1. Las calles huelen a bloqueador y bronceador, ¡turistas everywhere!

2. Bermudas y chanclas con calcetines largos hacen su aparición.

3. Las playas de Acapulco y Veracruz tienen más gente que granos de arena.

4. Si vives en el norte, te vuelves nocturno. Salir de día con el solazo es una verdadera locura.

5. Se escucha mucho wiri-wiri en inglés por todos lados.

6. Comienzas a recibir mensajes de amigos que hacía mucho no te escribían. ¡Qué raro! ¿Será que se acuerdan que tienes casa con alberca?

7. Si tu ciudad no tiene playa, notarás que hay menos gente de lo normal. Si vives en la playa… ¡Uff! Tráfico y multitudes por doquier.

8. Niños en calzones mojándose en todas las fuentes de la ciudad.

9. ¿Eres güero? Es hora de recordarle a todos que eres mexicano para no estar pagando precios de turista. ¡Chingá, que soy de Xicotepec wey!

10. ¿Love is in the air? ¡Ay nanita!
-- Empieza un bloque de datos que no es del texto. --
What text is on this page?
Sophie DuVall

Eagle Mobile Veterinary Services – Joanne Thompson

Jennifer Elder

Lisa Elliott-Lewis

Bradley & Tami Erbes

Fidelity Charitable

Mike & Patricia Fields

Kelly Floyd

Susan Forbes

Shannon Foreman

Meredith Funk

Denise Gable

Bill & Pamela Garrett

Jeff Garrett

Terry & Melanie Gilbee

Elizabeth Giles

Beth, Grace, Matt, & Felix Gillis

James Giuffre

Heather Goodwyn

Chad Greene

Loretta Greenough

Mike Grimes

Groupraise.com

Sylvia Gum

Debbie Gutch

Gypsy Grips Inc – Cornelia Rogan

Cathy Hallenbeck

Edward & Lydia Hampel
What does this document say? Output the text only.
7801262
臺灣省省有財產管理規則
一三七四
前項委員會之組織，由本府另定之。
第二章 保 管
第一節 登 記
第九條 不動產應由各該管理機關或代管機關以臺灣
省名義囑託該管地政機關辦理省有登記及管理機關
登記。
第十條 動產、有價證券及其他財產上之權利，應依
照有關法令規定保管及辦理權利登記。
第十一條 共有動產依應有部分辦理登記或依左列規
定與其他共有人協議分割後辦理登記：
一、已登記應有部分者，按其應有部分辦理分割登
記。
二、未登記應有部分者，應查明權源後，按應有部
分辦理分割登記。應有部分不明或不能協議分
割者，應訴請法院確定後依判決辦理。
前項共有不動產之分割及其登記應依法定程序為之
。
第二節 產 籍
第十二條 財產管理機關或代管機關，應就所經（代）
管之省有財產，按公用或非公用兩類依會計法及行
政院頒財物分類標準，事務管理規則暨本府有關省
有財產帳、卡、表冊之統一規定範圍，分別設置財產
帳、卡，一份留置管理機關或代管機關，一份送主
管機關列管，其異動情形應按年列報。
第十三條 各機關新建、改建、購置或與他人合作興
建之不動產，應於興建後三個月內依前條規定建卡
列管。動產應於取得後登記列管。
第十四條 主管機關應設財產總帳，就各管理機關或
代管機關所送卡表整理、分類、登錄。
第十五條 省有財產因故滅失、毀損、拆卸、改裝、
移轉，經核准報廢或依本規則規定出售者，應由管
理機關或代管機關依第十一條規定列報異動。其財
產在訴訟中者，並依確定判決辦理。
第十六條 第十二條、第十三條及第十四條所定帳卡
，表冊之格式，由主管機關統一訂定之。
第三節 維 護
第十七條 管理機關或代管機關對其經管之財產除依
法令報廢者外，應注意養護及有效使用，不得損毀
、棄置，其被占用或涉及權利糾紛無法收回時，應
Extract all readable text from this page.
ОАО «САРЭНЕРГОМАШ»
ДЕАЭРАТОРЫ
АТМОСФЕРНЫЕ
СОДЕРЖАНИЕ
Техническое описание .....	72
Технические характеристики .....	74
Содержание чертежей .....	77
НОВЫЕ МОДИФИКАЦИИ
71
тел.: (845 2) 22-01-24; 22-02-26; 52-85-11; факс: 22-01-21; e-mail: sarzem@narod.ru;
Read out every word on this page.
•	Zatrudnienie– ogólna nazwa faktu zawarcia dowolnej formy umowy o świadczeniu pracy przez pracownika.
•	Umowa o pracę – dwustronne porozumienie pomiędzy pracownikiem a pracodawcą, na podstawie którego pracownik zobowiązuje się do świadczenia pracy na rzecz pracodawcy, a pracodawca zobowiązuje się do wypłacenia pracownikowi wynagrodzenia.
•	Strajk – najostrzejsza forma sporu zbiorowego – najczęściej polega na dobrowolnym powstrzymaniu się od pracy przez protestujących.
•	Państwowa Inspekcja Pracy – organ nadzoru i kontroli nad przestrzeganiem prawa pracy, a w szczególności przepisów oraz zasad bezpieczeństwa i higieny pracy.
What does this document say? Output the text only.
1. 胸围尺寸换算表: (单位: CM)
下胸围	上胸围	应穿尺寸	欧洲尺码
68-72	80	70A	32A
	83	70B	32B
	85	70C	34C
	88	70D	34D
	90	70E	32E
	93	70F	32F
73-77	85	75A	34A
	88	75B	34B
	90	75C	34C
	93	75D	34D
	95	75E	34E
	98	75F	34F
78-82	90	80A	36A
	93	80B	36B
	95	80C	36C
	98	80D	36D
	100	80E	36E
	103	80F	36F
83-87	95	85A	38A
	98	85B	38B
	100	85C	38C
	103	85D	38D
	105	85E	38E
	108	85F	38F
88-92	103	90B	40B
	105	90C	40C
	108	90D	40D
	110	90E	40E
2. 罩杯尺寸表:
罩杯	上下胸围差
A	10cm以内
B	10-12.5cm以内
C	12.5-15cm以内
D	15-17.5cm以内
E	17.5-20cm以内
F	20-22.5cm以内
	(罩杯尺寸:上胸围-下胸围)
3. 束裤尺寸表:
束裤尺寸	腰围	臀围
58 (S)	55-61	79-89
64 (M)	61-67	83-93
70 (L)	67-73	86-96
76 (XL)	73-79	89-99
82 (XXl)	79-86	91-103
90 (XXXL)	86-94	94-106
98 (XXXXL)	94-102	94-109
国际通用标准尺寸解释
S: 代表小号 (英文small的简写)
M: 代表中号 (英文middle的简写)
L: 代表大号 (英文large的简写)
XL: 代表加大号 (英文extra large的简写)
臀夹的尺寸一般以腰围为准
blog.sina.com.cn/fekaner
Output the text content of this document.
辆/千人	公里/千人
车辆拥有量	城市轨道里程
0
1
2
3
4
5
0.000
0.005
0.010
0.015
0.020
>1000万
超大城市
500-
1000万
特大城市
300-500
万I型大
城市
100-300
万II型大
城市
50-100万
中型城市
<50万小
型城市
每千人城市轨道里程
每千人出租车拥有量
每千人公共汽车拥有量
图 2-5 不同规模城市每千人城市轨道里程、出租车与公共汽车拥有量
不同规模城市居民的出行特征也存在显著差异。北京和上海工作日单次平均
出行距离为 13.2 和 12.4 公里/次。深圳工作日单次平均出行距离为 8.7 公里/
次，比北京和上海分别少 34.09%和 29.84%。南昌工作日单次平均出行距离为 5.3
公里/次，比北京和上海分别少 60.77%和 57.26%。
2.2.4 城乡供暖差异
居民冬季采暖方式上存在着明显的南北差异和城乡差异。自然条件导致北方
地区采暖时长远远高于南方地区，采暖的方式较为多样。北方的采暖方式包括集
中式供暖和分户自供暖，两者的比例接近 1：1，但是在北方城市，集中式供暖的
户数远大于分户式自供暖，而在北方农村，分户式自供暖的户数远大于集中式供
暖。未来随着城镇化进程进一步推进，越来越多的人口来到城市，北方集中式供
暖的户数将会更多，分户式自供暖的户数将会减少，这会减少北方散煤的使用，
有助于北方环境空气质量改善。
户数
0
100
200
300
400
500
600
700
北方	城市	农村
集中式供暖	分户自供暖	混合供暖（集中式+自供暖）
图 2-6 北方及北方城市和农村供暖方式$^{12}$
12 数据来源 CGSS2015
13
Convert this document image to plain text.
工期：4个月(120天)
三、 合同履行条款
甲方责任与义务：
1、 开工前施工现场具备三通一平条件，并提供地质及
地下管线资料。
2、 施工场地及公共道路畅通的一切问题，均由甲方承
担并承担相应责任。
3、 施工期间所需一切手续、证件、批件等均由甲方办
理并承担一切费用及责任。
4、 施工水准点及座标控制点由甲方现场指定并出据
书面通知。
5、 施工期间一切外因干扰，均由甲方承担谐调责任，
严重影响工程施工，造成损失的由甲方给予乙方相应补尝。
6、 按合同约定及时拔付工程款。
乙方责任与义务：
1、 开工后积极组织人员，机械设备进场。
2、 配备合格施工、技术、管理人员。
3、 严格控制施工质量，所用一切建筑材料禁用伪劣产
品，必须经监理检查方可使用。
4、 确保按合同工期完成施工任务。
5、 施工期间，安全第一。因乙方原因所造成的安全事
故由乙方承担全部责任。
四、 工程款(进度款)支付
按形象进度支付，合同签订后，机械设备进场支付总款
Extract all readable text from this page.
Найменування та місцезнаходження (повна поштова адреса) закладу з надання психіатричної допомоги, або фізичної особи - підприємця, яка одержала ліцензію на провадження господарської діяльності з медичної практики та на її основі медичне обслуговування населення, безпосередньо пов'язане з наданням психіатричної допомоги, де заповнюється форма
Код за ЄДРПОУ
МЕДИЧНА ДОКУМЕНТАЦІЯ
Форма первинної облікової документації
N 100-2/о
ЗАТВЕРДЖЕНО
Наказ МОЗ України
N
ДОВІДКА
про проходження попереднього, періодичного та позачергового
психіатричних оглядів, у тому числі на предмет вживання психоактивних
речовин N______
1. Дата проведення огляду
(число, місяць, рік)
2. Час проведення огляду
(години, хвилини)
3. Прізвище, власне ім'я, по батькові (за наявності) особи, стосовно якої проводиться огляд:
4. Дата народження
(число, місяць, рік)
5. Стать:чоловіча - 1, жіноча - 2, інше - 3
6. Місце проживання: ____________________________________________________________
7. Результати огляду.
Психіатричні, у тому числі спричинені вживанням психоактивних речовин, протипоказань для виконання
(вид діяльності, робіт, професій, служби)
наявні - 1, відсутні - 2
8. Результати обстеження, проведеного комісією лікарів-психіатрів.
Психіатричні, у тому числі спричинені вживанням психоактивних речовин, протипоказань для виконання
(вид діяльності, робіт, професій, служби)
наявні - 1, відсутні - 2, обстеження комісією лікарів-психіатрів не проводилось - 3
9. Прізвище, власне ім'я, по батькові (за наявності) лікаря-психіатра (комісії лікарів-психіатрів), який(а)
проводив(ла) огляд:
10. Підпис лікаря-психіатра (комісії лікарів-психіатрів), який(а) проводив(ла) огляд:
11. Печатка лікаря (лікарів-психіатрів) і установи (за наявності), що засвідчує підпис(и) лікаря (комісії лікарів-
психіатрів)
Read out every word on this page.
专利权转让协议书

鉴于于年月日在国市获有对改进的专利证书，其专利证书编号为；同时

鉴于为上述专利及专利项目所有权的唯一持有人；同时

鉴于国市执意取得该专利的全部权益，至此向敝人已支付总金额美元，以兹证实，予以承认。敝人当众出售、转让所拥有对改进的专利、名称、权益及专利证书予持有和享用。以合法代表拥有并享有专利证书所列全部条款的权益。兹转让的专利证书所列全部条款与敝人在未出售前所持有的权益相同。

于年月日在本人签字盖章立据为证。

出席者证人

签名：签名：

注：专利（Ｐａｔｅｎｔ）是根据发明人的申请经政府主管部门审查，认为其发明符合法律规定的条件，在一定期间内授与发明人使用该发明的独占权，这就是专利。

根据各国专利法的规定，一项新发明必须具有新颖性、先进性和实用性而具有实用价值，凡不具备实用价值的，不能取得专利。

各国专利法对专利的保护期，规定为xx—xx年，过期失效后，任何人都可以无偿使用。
Este calor nos pone bien cachondos.

11. Tu mamá ya está poniendo en cajas las pijamas de franela y las chamarras.

12. ¿Será que estás más moreno o es que no recordabas lo que era el sol por estar en exámenes finales, con la tesis o encerrado en la oficina?

13. ¡Abunda la sed (de la mala)! Tu refrigerador le abre paso a las chelas y al clamato, no porque seas alcohólico, es culpa del Julio regalado y la ofertas del OXXO.

14. Comienzas a lamentarte por no haber comprado ese asador de carne que estaba en oferta hace unos meses. ¡Que alguien saque la fiesta!

15. Las redes sociales empiezan a inundarse de fotos de las increíbles playas y paisajes que tiene México. BODAS, BODAS, BODAS.